Apple Inc <AAPL.O> shares fell 3.80 percent amid concerns about slowing demand for iPhones. The stock, which has led the market through much of its bull run, is at its lowest level since early May.

The tech-heavy Nasdaq fell to its lowest level in more than seven months and is now down about 14.6 percent from its record closing high in late August.

“Market has clearly run into some headwinds. We’ve got rising rates, strong dollar, concerns over tariffs between U.S. and China and we’ve got the oil selloff,” said Christopher Larkin, senior vice president of trading at E-Trade Financial in New Jersey.

“There are a lot of things working against the market right now … We’re seeing a couple of stocks, which are pretty popular specifically with retail investors, under quite a bit of pressure.”

Home improvement chain Lowe’s Cos Inc <LOW.N> fell 4.76 percent after it unveiled further plans of restructuring in the face of worse-than-expected comparable sales numbers.

TJX Cos Inc <TJX.N> slipped 3.4 percent after the off-price retailer’s holiday-quarter earnings forecast fell largely below estimates. Smaller rival Ross Stores <ROST.O> fell 6.94 percent as its fourth-quarter forecast for same-store sales came below analysts’ expectations.

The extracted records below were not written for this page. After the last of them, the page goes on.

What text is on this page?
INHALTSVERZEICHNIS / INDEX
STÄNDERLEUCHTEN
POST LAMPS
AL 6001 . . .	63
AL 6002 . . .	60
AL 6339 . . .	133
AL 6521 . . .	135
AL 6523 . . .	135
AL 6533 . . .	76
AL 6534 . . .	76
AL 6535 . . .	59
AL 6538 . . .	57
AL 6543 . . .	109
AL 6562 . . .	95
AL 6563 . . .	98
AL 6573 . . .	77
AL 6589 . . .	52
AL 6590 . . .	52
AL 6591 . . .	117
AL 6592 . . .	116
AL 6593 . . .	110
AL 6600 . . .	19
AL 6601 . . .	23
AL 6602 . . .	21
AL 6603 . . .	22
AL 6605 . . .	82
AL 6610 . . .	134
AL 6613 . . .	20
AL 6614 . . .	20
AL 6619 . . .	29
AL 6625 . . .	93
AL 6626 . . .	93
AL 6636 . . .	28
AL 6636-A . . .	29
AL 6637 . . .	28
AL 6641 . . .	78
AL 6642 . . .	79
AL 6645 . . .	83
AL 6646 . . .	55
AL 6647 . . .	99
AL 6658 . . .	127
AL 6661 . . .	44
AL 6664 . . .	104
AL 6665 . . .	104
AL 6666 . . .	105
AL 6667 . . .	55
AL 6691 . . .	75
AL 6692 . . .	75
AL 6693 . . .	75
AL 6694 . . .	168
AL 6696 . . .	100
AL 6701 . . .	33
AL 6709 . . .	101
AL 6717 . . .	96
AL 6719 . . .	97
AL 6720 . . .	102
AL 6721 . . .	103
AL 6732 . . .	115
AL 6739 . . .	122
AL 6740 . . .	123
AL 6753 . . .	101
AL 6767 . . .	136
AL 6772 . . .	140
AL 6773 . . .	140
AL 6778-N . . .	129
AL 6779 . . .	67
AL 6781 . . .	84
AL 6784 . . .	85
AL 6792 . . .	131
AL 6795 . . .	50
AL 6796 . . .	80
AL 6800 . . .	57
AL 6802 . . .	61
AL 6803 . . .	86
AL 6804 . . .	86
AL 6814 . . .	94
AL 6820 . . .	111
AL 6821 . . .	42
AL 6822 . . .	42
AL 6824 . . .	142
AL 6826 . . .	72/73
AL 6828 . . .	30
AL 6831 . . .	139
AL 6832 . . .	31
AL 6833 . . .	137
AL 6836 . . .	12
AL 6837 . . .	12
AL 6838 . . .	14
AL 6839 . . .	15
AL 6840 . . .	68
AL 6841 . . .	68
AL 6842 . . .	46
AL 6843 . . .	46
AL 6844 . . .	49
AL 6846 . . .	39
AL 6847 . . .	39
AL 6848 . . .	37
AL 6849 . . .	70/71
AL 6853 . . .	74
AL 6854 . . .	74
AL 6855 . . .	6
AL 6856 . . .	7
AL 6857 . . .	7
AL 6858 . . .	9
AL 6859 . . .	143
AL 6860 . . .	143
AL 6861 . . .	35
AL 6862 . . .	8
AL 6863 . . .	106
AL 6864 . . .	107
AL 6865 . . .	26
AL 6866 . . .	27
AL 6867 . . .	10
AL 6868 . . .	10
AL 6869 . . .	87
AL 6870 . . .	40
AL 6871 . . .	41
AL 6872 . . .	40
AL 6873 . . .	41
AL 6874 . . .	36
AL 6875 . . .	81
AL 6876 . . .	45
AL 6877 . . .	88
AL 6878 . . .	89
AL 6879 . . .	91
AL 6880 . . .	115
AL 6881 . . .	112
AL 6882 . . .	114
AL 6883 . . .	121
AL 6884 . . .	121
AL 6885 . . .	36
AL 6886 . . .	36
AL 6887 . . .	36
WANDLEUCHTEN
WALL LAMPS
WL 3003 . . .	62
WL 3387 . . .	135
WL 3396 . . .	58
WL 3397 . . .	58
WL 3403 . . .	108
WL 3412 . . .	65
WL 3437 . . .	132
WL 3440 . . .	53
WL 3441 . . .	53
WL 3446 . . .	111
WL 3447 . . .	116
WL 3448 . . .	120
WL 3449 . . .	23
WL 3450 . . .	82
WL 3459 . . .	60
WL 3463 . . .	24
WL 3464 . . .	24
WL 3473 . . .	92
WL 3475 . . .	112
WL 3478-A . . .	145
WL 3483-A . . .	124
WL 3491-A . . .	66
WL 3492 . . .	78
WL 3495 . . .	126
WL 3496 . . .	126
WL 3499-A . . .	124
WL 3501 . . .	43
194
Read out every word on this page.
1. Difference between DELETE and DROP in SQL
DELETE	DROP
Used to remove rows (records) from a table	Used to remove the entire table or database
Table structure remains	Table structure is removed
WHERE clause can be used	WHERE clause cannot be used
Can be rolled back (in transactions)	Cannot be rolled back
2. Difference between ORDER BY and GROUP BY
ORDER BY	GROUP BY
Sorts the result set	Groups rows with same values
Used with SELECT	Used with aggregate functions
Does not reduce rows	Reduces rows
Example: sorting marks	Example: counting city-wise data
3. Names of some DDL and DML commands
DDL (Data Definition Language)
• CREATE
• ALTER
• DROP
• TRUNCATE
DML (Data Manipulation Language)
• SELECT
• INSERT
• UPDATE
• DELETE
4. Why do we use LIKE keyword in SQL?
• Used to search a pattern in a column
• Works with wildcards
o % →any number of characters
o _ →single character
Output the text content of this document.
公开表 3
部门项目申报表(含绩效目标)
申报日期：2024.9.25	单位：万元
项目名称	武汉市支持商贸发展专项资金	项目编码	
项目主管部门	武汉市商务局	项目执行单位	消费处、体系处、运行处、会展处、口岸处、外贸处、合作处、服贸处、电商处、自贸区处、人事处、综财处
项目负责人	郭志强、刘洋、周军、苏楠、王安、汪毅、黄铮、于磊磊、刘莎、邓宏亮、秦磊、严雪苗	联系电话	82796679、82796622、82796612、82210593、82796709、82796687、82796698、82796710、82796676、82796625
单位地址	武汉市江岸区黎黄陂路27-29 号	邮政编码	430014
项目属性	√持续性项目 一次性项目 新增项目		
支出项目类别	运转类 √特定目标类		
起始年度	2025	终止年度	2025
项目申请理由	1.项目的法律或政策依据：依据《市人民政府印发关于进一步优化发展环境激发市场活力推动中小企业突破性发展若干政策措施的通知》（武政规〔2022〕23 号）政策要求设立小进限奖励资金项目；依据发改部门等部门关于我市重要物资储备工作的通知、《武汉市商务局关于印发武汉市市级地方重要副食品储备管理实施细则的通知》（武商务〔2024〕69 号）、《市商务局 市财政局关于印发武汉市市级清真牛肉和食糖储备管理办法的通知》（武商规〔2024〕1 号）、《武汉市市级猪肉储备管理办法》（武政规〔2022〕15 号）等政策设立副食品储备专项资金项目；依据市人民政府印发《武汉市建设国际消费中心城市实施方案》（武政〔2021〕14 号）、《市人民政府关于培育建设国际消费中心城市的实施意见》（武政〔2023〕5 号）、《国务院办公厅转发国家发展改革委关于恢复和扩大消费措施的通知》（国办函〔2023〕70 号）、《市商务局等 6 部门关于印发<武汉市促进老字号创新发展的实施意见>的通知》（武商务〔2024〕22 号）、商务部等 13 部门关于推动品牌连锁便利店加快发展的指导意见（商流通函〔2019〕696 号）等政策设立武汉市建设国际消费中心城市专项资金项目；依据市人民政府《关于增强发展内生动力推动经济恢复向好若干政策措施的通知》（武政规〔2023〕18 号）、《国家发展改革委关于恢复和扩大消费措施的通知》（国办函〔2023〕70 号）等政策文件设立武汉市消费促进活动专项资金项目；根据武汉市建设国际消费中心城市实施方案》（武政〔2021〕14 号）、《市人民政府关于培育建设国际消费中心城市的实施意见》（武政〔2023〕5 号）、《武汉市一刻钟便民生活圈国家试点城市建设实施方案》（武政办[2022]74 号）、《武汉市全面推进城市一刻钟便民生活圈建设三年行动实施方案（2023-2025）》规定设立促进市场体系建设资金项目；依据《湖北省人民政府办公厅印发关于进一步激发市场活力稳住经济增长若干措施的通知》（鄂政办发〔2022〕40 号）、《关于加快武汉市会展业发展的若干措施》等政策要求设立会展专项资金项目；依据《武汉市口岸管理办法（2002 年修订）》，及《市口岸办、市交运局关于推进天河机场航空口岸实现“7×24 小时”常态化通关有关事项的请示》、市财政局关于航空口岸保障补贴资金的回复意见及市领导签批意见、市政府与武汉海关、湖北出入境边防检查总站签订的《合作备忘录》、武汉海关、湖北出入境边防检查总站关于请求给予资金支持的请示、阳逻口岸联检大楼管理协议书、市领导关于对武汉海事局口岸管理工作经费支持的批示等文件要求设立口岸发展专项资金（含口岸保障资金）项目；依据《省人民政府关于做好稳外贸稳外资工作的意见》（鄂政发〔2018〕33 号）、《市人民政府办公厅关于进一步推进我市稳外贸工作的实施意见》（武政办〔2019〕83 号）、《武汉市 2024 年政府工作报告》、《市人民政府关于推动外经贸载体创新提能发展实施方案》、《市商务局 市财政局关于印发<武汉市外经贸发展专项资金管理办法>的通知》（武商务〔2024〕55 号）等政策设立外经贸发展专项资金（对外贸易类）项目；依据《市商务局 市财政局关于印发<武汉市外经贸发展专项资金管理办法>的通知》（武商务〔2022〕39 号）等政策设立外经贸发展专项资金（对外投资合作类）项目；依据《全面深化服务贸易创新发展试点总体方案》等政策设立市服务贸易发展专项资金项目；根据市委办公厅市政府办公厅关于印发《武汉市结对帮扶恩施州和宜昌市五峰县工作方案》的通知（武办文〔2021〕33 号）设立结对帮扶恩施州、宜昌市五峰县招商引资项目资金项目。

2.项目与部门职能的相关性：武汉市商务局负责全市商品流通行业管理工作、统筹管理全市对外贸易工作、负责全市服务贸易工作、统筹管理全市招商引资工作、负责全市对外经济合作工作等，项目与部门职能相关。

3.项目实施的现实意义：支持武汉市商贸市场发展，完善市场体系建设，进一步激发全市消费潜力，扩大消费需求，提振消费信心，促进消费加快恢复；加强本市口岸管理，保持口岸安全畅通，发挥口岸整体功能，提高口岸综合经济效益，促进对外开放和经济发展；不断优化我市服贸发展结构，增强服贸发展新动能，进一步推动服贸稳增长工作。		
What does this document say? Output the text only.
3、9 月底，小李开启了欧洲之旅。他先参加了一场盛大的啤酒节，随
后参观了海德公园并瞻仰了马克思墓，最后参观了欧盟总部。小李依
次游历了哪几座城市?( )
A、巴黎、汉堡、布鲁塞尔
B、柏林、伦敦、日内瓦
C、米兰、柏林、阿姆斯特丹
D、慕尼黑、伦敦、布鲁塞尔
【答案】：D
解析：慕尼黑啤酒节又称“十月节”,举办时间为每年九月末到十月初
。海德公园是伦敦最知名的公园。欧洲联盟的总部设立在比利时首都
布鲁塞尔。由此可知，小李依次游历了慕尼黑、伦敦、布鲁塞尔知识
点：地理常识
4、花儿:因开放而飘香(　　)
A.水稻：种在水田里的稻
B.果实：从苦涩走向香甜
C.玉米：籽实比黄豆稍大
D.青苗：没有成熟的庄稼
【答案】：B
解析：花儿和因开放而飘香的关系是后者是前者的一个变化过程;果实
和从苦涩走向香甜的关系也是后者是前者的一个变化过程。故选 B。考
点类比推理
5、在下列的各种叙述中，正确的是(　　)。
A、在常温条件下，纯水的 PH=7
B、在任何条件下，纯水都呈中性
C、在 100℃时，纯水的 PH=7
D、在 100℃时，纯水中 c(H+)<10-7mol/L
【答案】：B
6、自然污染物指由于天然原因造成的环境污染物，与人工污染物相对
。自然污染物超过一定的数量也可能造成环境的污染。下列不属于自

The S&P 500 retailing index <.SPXRT> lost 1.83 percent, falling for eight straight sessions.

At 13:05 a.m. EDT the Dow Jones Industrial Average <.DJI> was down 455.04 points, or 1.82 percent, at 24,562.40, the S&P 500 <.SPX> was down 40.17 points, or 1.49 percent, at 2,650.56 and the Nasdaq Composite <.IXIC> was down 91.79 points, or 1.31 percent, at 6,936.69.

However, the three indexes were off their session lows.

The FANG group eased off their earlier losses, while the Philadelphia SE semiconductor <.SOX> index clawed back losses to edge 0.1 percent higher.

Signs of slowing demand for Apple’s iPhones have wide-ranging implications for technology and internet companies.

Should Apple’s loss hold through the day, its shares would have lost more than 20 percent of their value, or around $250 billion, since closing at a record high on October 3.

Goldman Sachs trimmed its price target on Apple for the second time in just over a week, saying the balance of price and features in the new iPhone XR may not have been well-received by users outside of the United States.

The S&P energy index <.SPNY> tumbled 2.92 percent as oil prices plunged another 5 percent amid concerns about rising global supplies.

“We’re in a holiday week so there are fewer traders than normal and that’s a problem. Because whatever direction the markets go in, it’s exacerbated,” said Kim Forrest, senior portfolio manager at Fort Pitt Capital Group in Pittsburgh.

Declining issues outnumbered advancers for a 5.57-to-1 ratio on the NYSE. Declining issues outnumbered advancers for a 2.73-to-1 ratio on the Nasdaq.

The S&P index recorded 20 new 52-week highs and 41 new lows, while the Nasdaq recorded eight new highs and 244 new lows.